BGP Path Selection Explained: How the Best Route Wins
When BGP knows several paths to the same destination, it picks one using a strict ordered list of attributes. The first few decide most real cases: highest weight (Cisco-local), then highest local preference, then locally originated, then shortest AS-path.
The top of the decision list
- Weight — Cisco-proprietary, local to the router; highest wins.
- Local preference — shared across your AS; highest wins (controls outbound path).
- Locally originated routes preferred.
- Shortest AS-path — fewer autonomous systems to cross.
- Lowest origin, lowest MED, eBGP over iBGP… and further tie-breakers.
Why it matters
BGP runs the internet, so controlling path selection is how ISPs and enterprises steer traffic and enforce policy. Weight and local preference are the everyday tools; AS-path prepending is a common trick to make a path look worse. This is central CCNP ENARSI and CCIE material — grounded in the BGP basics.

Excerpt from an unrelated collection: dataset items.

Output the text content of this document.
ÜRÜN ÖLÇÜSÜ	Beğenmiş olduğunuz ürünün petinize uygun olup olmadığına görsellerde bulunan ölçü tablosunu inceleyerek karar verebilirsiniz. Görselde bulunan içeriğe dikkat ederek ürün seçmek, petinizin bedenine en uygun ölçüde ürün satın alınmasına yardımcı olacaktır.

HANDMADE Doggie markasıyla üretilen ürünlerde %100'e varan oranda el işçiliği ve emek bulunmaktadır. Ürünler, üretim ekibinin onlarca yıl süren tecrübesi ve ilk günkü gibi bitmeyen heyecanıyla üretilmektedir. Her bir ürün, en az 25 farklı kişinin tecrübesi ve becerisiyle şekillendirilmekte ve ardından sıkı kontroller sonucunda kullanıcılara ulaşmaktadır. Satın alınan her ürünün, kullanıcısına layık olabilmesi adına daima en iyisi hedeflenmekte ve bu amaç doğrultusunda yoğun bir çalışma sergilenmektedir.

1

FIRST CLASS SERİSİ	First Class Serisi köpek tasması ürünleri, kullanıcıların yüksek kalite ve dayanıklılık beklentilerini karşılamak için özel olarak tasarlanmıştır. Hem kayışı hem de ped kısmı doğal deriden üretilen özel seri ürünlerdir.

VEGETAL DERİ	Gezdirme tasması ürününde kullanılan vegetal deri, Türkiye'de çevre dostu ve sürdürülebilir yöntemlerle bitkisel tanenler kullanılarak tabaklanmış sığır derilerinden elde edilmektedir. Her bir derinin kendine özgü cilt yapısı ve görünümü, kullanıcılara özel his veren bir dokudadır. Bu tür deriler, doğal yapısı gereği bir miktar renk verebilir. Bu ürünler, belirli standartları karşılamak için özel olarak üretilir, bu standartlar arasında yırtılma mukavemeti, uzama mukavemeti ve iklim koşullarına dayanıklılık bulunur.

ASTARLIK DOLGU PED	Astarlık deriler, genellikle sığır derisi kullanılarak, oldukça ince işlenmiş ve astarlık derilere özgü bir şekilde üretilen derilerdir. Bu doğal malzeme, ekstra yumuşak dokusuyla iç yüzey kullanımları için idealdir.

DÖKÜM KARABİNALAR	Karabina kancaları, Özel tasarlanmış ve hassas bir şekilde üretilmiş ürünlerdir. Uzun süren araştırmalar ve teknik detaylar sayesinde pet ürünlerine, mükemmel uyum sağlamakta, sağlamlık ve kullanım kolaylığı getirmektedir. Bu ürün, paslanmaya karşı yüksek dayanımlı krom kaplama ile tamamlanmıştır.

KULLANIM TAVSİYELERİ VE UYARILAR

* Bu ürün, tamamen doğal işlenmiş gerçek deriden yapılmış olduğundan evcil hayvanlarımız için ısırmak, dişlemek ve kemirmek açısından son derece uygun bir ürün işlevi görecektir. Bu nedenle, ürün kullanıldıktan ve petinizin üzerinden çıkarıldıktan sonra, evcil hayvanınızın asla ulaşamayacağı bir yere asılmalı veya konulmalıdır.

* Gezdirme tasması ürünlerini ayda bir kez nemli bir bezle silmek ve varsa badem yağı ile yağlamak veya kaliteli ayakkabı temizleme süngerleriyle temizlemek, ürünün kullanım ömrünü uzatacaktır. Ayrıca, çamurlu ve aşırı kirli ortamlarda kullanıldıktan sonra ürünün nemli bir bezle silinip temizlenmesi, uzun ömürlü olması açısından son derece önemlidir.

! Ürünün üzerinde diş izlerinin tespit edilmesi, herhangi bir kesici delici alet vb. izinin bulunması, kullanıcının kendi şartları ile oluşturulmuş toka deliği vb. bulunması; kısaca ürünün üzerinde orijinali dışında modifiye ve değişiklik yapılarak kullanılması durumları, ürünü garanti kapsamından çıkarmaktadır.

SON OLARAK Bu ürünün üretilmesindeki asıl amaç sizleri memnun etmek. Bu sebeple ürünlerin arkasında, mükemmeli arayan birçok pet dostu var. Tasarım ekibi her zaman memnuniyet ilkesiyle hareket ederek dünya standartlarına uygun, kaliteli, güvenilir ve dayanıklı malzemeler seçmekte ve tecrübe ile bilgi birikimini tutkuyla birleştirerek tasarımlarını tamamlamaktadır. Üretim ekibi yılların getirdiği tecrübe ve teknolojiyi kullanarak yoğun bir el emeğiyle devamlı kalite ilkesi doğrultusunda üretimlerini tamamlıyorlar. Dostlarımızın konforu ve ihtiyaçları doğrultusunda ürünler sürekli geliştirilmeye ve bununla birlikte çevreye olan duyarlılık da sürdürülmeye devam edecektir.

Frequently asked questions
What is the first attribute BGP checks?
Weight — a Cisco-proprietary value local to the router. The highest weight wins before any other attribute is considered.
What is the difference between weight and local preference?
Weight is local to a single router (not advertised); local preference is shared across all routers in an AS and influences the whole AS's outbound path choice.
How do you make BGP prefer one path?
Commonly by raising weight or local preference on the preferred path, or by AS-path prepending to make alternative paths look longer/worse.